Él sin embargo no fue capaz de cortarla del todo.
—Es que he estado enfermo. Creo que todavía tengo los nervios afectados.
—Debería usted descansar. El reposo es la única manera de curarse.
—De acuerdo, señora Baily. Hasta la próxima.
—Lo siento si…
—No pasa nada. La semana que viene nos vemos.
Tuvo que darse prisa en llegar a la siguiente vivienda, como si el pasillo desierto estuviera vigilado por un rifle con silenciador.
Betty Jacoby le franqueó la entrada; se dirigió a la mesa del cuarto de estar, donde tenía la chequera, y pareció explotar en un estallido de luz blanca y ácida. Estupefactos, tanto Norman como ella miraron la persiana, que aún giraba enrollada encima de la ventana. La mujer era vieja y estaba lisiada, y sus dedos esqueléticos, retorcidos por la artritis, temblaban junto a una boca que irradiaba arrugas y que parecía una gran cicatriz cosida.
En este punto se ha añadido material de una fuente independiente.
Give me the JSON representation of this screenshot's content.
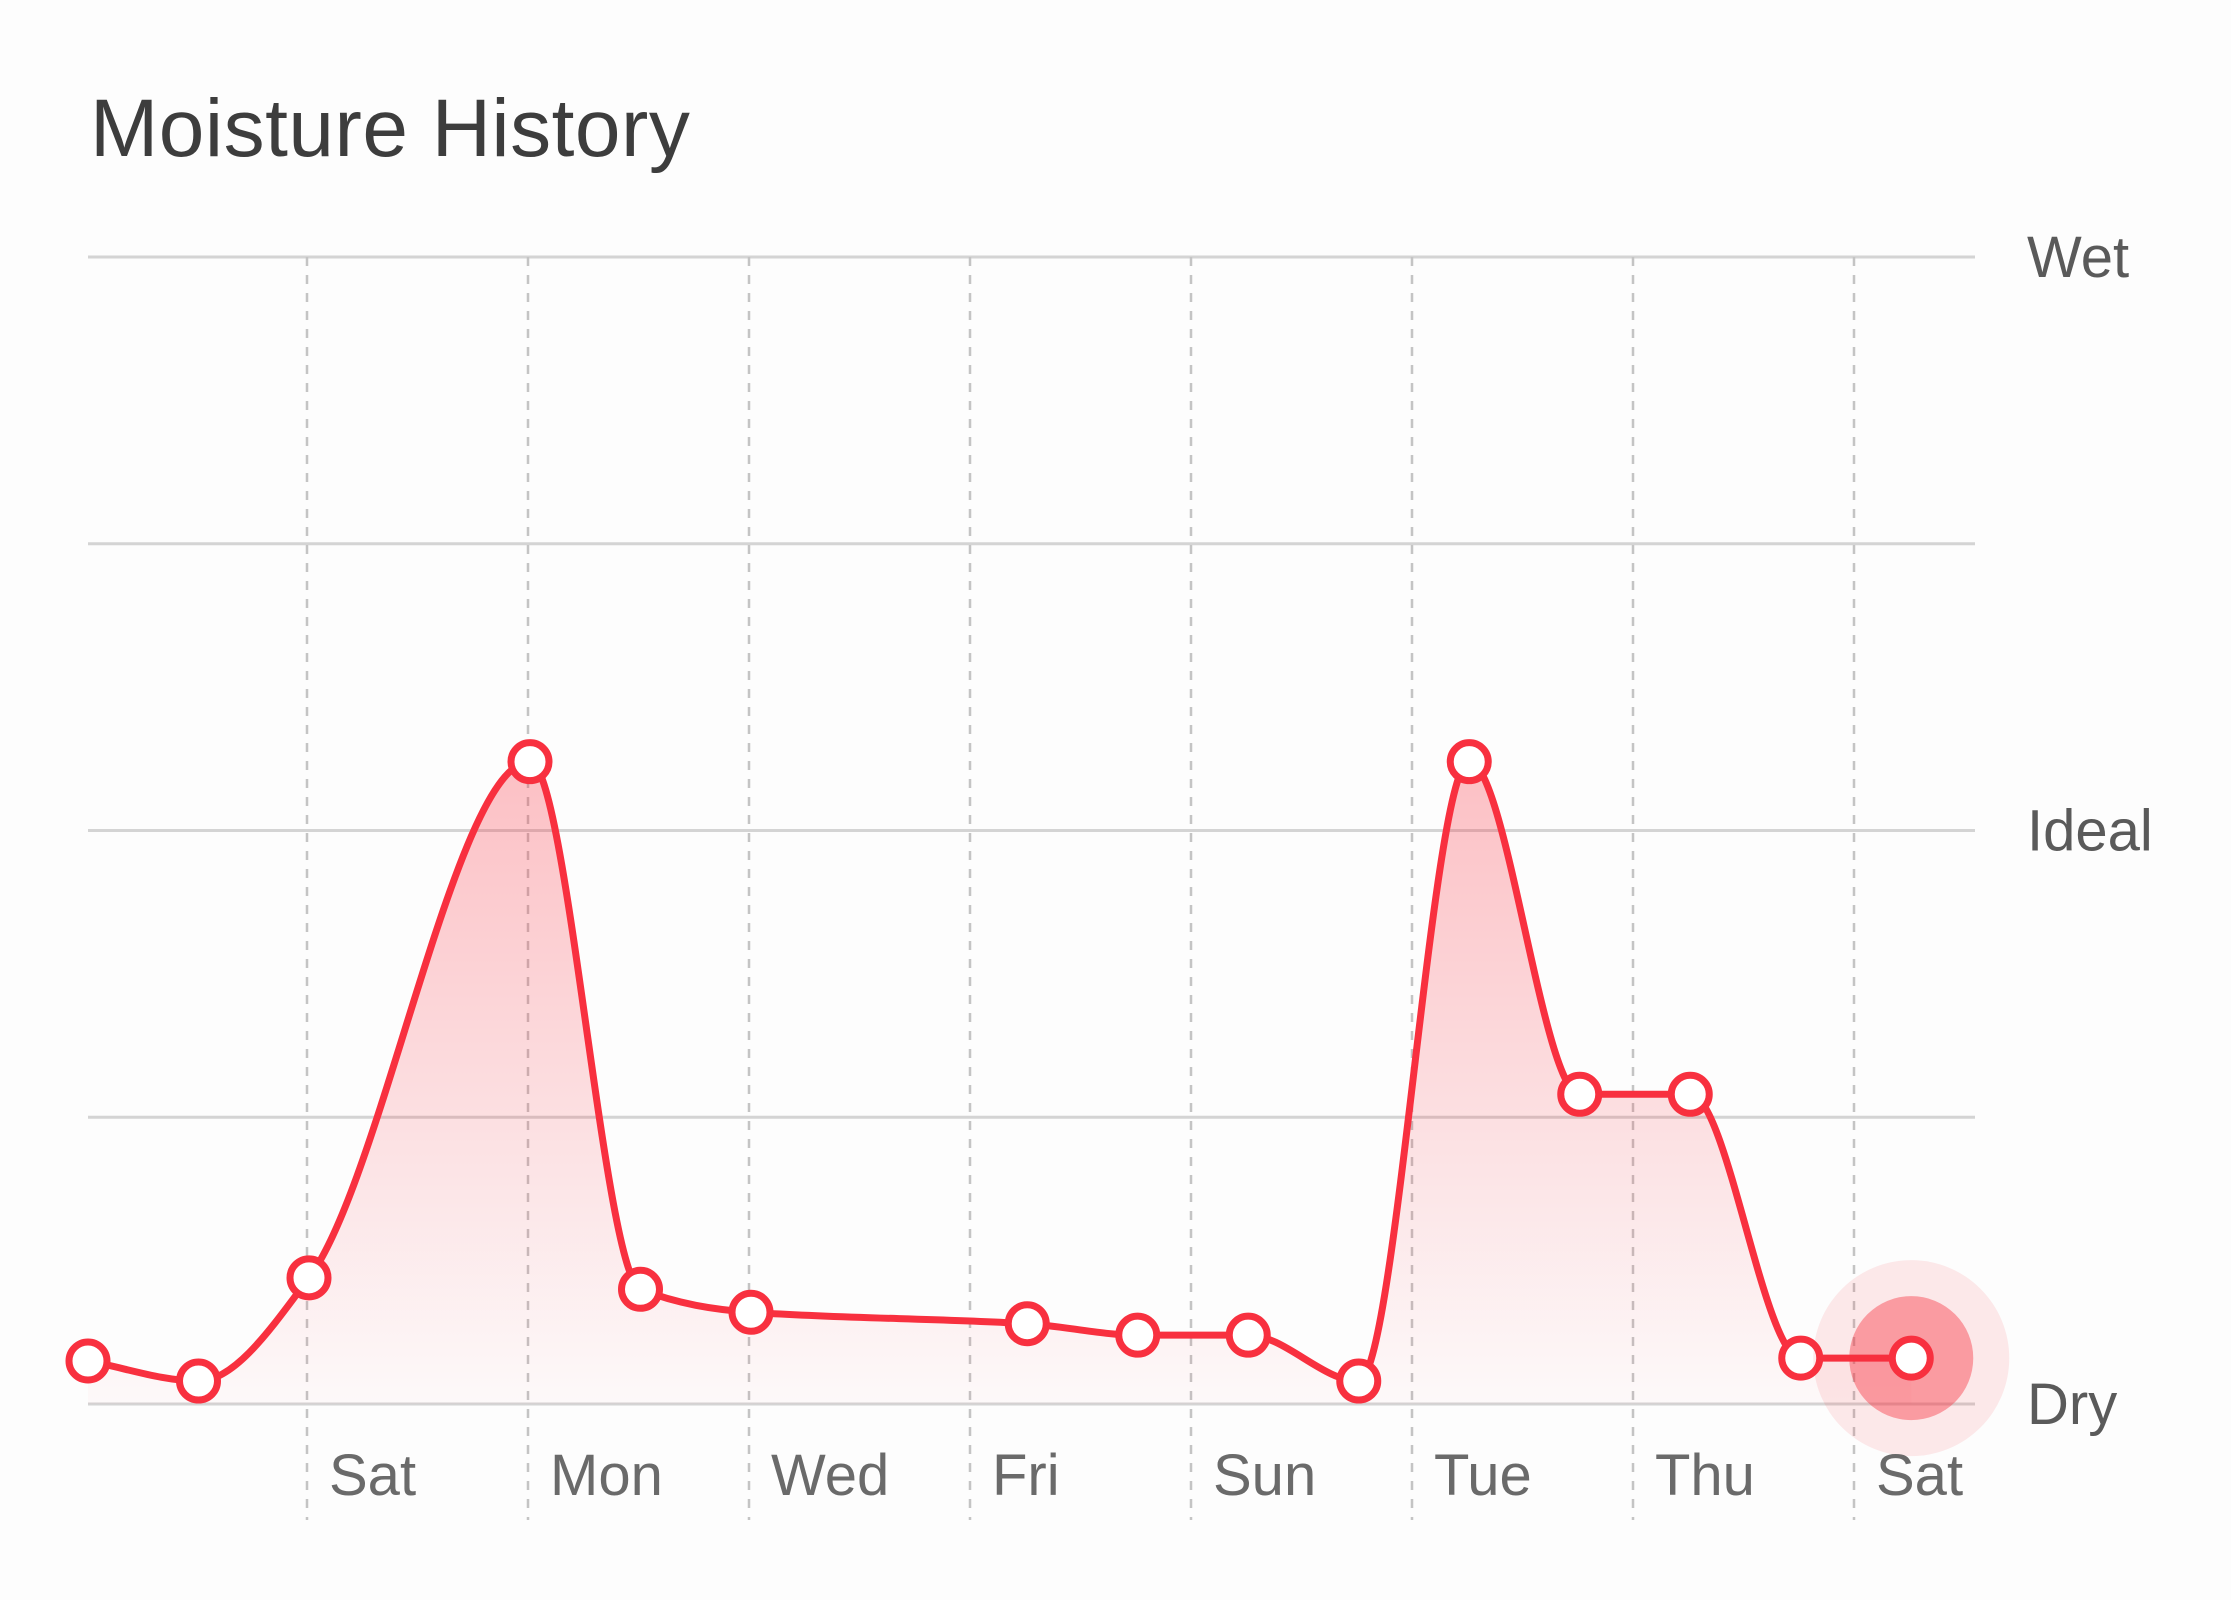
{
  "chart_data": {
    "type": "area",
    "title": "Moisture History",
    "y_levels": [
      "Dry",
      "Ideal",
      "Wet"
    ],
    "ylim": [
      0,
      4
    ],
    "x_ticks": [
      2,
      4,
      6,
      8,
      10,
      12,
      14,
      16
    ],
    "tick_labels": [
      "Sat",
      "Mon",
      "Wed",
      "Fri",
      "Sun",
      "Tue",
      "Thu",
      "Sat"
    ],
    "x": [
      0,
      1,
      2,
      4,
      5,
      6,
      8.5,
      9.5,
      10.5,
      11.5,
      12.5,
      13.5,
      14.5,
      15.5,
      16.5
    ],
    "y": [
      0.15,
      0.08,
      0.44,
      2.24,
      0.4,
      0.32,
      0.28,
      0.24,
      0.24,
      0.08,
      2.24,
      1.08,
      1.08,
      0.16,
      0.16
    ],
    "highlighted_index": 14,
    "colors": {
      "line": "#f8303f",
      "fill": "#f8303f",
      "grid": "#d4d4d4"
    }
  }
}
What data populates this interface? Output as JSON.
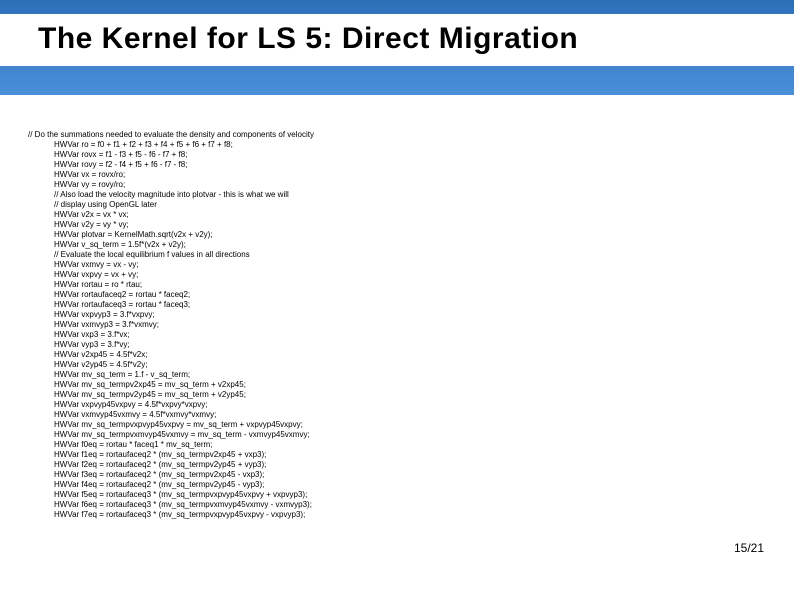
{
  "title": "The Kernel for LS 5: Direct Migration",
  "page_number": "15/21",
  "code": {
    "l0": "// Do the summations needed to evaluate the density and components of velocity",
    "l1": "HWVar ro = f0 + f1 + f2 + f3 + f4 + f5 + f6 + f7 + f8;",
    "l2": "HWVar rovx = f1 - f3 + f5 - f6 - f7 + f8;",
    "l3": "HWVar rovy = f2 - f4 + f5 + f6 - f7 - f8;",
    "l4": "HWVar vx = rovx/ro;",
    "l5": "HWVar vy = rovy/ro;",
    "l6": "// Also load the velocity magnitude into plotvar - this is what we will",
    "l7": "// display using OpenGL later",
    "l8": "HWVar v2x = vx * vx;",
    "l9": "HWVar v2y = vy * vy;",
    "l10": "HWVar plotvar = KernelMath.sqrt(v2x + v2y);",
    "l11": "HWVar v_sq_term = 1.5f*(v2x + v2y);",
    "l12": "// Evaluate the local equilibrium f values in all directions",
    "l13": "HWVar vxmvy = vx - vy;",
    "l14": "HWVar vxpvy = vx + vy;",
    "l15": "HWVar rortau = ro * rtau;",
    "l16": "HWVar rortaufaceq2 = rortau * faceq2;",
    "l17": "HWVar rortaufaceq3 = rortau * faceq3;",
    "l18": "HWVar vxpvyp3 = 3.f*vxpvy;",
    "l19": "HWVar vxmvyp3 = 3.f*vxmvy;",
    "l20": "HWVar vxp3 = 3.f*vx;",
    "l21": "HWVar vyp3 = 3.f*vy;",
    "l22": "HWVar v2xp45 = 4.5f*v2x;",
    "l23": "HWVar v2yp45 = 4.5f*v2y;",
    "l24": "HWVar mv_sq_term = 1.f - v_sq_term;",
    "l25": "HWVar mv_sq_termpv2xp45 = mv_sq_term + v2xp45;",
    "l26": "HWVar mv_sq_termpv2yp45 = mv_sq_term + v2yp45;",
    "l27": "HWVar vxpvyp45vxpvy = 4.5f*vxpvy*vxpvy;",
    "l28": "HWVar vxmvyp45vxmvy = 4.5f*vxmvy*vxmvy;",
    "l29": "HWVar mv_sq_termpvxpvyp45vxpvy = mv_sq_term + vxpvyp45vxpvy;",
    "l30": "HWVar mv_sq_termpvxmvyp45vxmvy = mv_sq_term - vxmvyp45vxmvy;",
    "l31": "HWVar f0eq = rortau * faceq1 * mv_sq_term;",
    "l32": "HWVar f1eq = rortaufaceq2 * (mv_sq_termpv2xp45 + vxp3);",
    "l33": "HWVar f2eq = rortaufaceq2 * (mv_sq_termpv2yp45 + vyp3);",
    "l34": "HWVar f3eq = rortaufaceq2 * (mv_sq_termpv2xp45 - vxp3);",
    "l35": "HWVar f4eq = rortaufaceq2 * (mv_sq_termpv2yp45 - vyp3);",
    "l36": "HWVar f5eq = rortaufaceq3 * (mv_sq_termpvxpvyp45vxpvy + vxpvyp3);",
    "l37": "HWVar f6eq = rortaufaceq3 * (mv_sq_termpvxmvyp45vxmvy - vxmvyp3);",
    "l38": "HWVar f7eq = rortaufaceq3 * (mv_sq_termpvxpvyp45vxpvy - vxpvyp3);"
  }
}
—Ay, qué susto —dijo. Se volvió hacia Norman y se pasó la mano por el pelo, en un gesto de protección femenina—. Lo lamento, creo que me he sobresaltado. No he tenido oportunidad de hacer nada. Cielos, no me gustaría que Arnold me sorprendiera de esta forma.
Norman trató de acoplarse a la forma de lo dicho. Imposible, y además erróneo. Se acercó a ella con la mano tendida, y ella retrocedió sonriendo atemorizada.
—No, no. La persiana —dijo él—. Permítame que se la arregle.
—Oh, por favor —exclamó ella. Lo vio arrimar una silla a la ventana y, en silencio, pedirle permiso para subirse a ella, permiso que concedió con un rápido gesto del mentón. Cuando hablaba, lo hacía con una mezcla de melancolía y de pavor, que él sintió a sus espaldas al subirse y apoyarse con los brazos abiertos en el cristal, como si palpara la luz diurna—. No es que tenga nada que ocultarle a usted, claro que no, pero es que la gente, la gente que ha de convivir durante mucho tiempo, ha de ocultar ciertas cosas. Arnold y yo hemos reducido las cosas… hasta este punto. La gente que convive en la intimidad debe de ser, ay, delicadísima con todo aquello de lo que se rodea.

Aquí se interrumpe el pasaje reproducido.